Der Vorstand will reagieren. Im Osterburger Kleingartenverein "Burgwall" gibt es einige wenige Problemfälle: Aber durch diese Handvoll an Mitgliedern gab es bereits Kündigungen von Hobbygärtnern.

Osterburg l Das Gros der Mitglieder des biesestädtischen Kleingartenvereins will die aktuelle Situation nicht mehr ertragen. Die Gespräche mit den "Sorgenkindern" brachten nicht den gewünschten Erfolg. Sie würden in Lauben einbrechen, ihre Pacht nicht bezahlen. Die Folge: Andere Kleingärtner würden vergrault und kehren der Anlage den Rücken. Und damit wächst die Anzahl der Parzellen, die wiederum verwahrlosen.

Vorstand denkt über Ausschluss nach

Dabei fühlen sich viele Hobbygärtner in der Idylle im Nordosten der Hansestadt seit vielen Jahren wohl und pflegen ihr Kleinod. Und das, obwohl die Anlage keine zentrale Wasser- und Stromversorgung besitzt. "Wir haben die Gärten mit Brunnen ausgestattet", sagt Vorsitzender Wolf-Dieter Theuring. Daran haben sich die 65 Mitglieder des Vereins "Burgwall" gewöhnt. Aber nicht an Mitglieder, die immer wieder auffallen. Es gibt Querelen mit angetrunkenen Gartenfreunden, gibt der Vorsitzende zu. "Dies führt zu einer erhöhten Fluktuation."

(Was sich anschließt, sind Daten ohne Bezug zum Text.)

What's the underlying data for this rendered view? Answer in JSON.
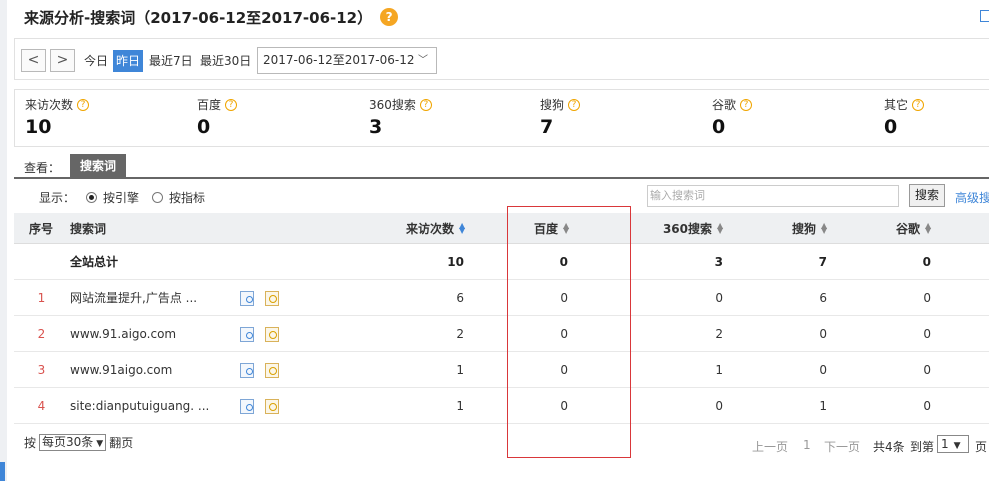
{
  "header": {
    "title": "来源分析-搜索词（2017-06-12至2017-06-12）",
    "help": "?"
  },
  "toolbar": {
    "prev": "<",
    "next": ">",
    "ranges": [
      "今日",
      "昨日",
      "最近7日",
      "最近30日"
    ],
    "active_range": "昨日",
    "date_value": "2017-06-12至2017-06-12"
  },
  "metrics": [
    {
      "label": "来访次数",
      "value": "10"
    },
    {
      "label": "百度",
      "value": "0"
    },
    {
      "label": "360搜索",
      "value": "3"
    },
    {
      "label": "搜狗",
      "value": "7"
    },
    {
      "label": "谷歌",
      "value": "0"
    },
    {
      "label": "其它",
      "value": "0"
    }
  ],
  "view": {
    "label": "查看：",
    "tab": "搜索词"
  },
  "display": {
    "label": "显示：",
    "options": [
      "按引擎",
      "按指标"
    ],
    "selected": "按引擎",
    "search_placeholder": "输入搜索词",
    "search_button": "搜索",
    "advanced_link": "高级搜"
  },
  "table": {
    "headers": [
      "序号",
      "搜索词",
      "来访次数",
      "百度",
      "360搜索",
      "搜狗",
      "谷歌"
    ],
    "total": {
      "label": "全站总计",
      "visits": "10",
      "baidu": "0",
      "s360": "3",
      "sogou": "7",
      "google": "0"
    },
    "rows": [
      {
        "idx": "1",
        "term": "网站流量提升,广告点 ...",
        "visits": "6",
        "baidu": "0",
        "s360": "0",
        "sogou": "6",
        "google": "0"
      },
      {
        "idx": "2",
        "term": "www.91.aigo.com",
        "visits": "2",
        "baidu": "0",
        "s360": "2",
        "sogou": "0",
        "google": "0"
      },
      {
        "idx": "3",
        "term": "www.91aigo.com",
        "visits": "1",
        "baidu": "0",
        "s360": "1",
        "sogou": "0",
        "google": "0"
      },
      {
        "idx": "4",
        "term": "site:dianputuiguang. ...",
        "visits": "1",
        "baidu": "0",
        "s360": "0",
        "sogou": "1",
        "google": "0"
      }
    ]
  },
  "footer": {
    "by": "按",
    "per_page": "每页30条",
    "paging": "翻页",
    "prev": "上一页",
    "page": "1",
    "next": "下一页",
    "total": "共4条",
    "goto": "到第",
    "goto_value": "1",
    "page_unit": "页"
  },
  "colors": {
    "accent": "#3f86d8",
    "highlight_box": "#d9373a",
    "help": "#f5a623"
  }
}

Andere Hobbygärtner sind genervt. "Tore und Gartentüren werden einfach herausgerissen", so Theuring, der wie andere Mitglieder nicht mehr zuschauen möchte.

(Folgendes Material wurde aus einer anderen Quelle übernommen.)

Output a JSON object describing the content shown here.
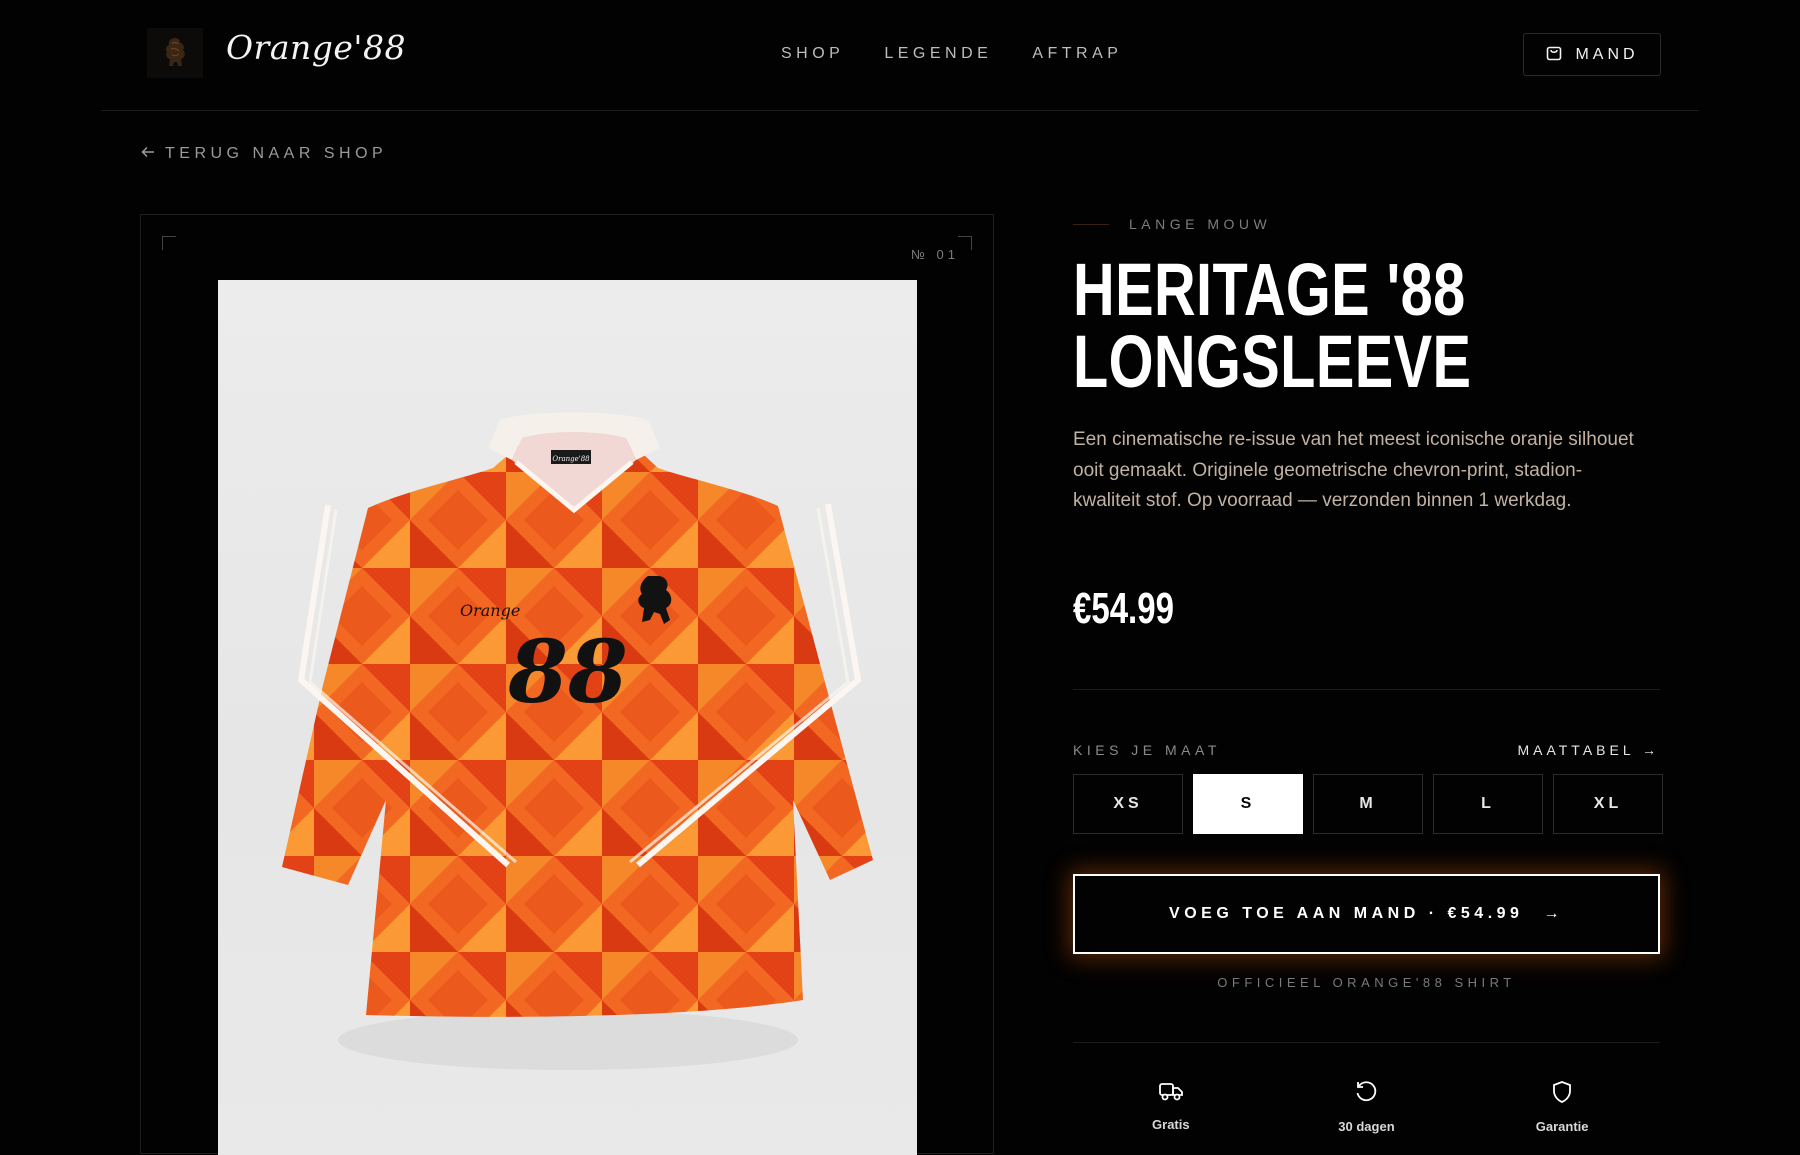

Noch in diesem Jahr wird zu einer Mitgliederversammlung eingeladen. Ein Thema ist unter anderem der Ausschluss dieser Gruppe. Eine andere Lösung sieht der Vorstand nicht. "Dort, wo Bier regiert, verwahrlosen die Gärten. Auch die Zahlungsmoral lässt zu wünschen übrig", betont der Vorsitzende gegenüber der Volksstimme.

Dabei liegt der Pachtzins im moderaten Bereich. "Wir zahlen hier für 450 Qaudratmeter Fläche 27 Euro im Jahr." Und trotzdem bestünde bei einigen ein großer Pachtrückstand. "Die Pacht muss mit hohen Kosten für den Verein und deren Mitglieder über Rechtsanwälte eingefordert werden", sagt Theuring.

Aber nicht nur Einbrüche wurden in der jüngeren Vergangenheit registriert: Ein Gartennutzer hatte eine Anlage wohl mit einer Müllkippe verwechselt und vergrub seinen Hausmüll, erzählt Theuring. "Eine fristlose Kündigung mit Beräumung wurde durch den geschäftsführenden Vorstand ausgesprochen", blickt er zurück: "Der Vorstandsvorsitzende wird dann durch das alkoholisierte Vorstandsmitglied mit Gefahr für Leib und Leben bedroht, die Kündigung solle doch aufgehoben werden." Sie wurde wirksam.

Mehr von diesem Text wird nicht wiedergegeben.